The proposed Anti-Terrorism Bill is one area where the President is being exposed in all his contradictions. The bill is under attack, and for very good reasons, by everyone who supported him and his yahapalana initiative. But he has new acolytes to do his bidding, and his Minister of Justice is going around saying that the current bill was drafted quite a while ago and it is not at all intended as a response to last year’s Aragalaya. Really? Then why not send it back to the drafting table?
The President is also playing his reconciliation trump card quite brilliantly to divide and weaken the opposition to the Terrorism Bill. It requires some effort of moral contortion to simultaneously pursue the enactment of the currently proposed Terrorism Bill and the setting up of Truth and Reconciliation Commission to review past violations of human rights. Even the UNHRC in Geneva will be in a real dilemma dealing with the two initiatives at the same time. But welcome to the world of Ranil Wickremesinghe.

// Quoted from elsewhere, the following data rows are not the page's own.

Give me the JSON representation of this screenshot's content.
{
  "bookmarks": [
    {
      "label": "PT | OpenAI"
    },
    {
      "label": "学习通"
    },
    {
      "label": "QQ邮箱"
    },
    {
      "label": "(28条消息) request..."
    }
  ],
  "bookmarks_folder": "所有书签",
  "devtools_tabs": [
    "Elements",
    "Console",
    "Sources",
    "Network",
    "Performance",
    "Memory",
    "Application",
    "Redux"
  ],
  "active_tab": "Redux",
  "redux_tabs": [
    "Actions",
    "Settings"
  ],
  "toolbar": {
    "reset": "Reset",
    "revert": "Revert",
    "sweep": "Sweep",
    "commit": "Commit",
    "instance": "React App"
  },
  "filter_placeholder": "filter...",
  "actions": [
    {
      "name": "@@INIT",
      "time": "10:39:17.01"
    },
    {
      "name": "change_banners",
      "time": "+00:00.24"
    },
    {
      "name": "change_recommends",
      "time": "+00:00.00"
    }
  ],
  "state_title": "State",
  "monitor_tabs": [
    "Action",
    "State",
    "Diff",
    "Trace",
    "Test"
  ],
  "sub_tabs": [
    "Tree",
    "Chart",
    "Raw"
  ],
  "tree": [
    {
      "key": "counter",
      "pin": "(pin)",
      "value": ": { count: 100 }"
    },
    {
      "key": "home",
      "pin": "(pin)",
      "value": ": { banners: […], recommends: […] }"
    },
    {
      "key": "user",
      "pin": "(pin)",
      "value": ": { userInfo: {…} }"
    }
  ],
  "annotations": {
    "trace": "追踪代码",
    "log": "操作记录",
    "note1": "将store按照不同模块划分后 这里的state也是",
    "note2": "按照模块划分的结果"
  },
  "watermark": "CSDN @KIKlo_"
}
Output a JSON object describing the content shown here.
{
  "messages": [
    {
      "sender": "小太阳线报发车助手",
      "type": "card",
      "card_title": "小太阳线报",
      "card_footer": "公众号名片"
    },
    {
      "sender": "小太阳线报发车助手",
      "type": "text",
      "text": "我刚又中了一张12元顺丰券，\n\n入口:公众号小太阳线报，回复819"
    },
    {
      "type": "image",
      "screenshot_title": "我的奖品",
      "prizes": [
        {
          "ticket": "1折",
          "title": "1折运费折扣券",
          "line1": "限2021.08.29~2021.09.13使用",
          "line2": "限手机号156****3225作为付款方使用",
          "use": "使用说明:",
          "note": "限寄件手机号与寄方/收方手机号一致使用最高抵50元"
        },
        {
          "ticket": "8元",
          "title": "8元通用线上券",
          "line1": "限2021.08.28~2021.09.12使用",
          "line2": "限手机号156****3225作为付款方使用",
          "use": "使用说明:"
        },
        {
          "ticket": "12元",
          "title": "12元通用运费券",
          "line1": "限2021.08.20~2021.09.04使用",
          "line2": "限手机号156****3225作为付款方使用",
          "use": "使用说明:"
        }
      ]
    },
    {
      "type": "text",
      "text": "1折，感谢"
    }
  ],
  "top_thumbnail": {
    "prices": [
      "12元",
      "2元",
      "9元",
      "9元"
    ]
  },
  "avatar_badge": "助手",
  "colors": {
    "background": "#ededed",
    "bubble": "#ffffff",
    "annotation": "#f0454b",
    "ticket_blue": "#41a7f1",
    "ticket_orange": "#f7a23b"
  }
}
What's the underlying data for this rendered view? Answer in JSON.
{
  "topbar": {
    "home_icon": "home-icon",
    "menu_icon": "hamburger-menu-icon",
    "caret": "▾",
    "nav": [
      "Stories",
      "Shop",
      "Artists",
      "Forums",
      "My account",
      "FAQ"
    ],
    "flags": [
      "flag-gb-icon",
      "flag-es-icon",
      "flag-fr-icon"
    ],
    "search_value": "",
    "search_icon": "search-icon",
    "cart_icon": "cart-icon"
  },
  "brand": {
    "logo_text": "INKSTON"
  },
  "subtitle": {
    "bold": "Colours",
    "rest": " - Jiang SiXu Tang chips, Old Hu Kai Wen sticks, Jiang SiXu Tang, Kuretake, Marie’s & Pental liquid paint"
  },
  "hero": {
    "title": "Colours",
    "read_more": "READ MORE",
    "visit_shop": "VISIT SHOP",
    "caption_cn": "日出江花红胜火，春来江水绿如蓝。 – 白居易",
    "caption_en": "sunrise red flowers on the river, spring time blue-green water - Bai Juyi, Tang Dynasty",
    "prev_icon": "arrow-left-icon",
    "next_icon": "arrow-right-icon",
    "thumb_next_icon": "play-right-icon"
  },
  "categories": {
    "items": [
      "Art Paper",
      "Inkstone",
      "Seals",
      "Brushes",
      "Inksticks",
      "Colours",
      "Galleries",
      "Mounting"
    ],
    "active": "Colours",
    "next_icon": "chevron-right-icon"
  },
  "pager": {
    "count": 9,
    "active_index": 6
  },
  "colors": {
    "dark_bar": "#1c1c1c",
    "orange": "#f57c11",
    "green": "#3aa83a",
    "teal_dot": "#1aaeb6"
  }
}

He has already pulled off a veritable new Quad for bring petroleum products to Sri Lanka, by lining up India, China, Australia and America for supplying and distributing petroleum products in Sri Lanka. There are many uknowns and many problems with the new arrangement. But what it has done masterfully is to find a way to downsize and diminish the Petroleum Corporation without the dreaded remedy of privatization and labour protests against it. Just as the President is isolating and weakening everyone who might disagree with him. He is cleverer than Felix, and he is more than an epigone to JR.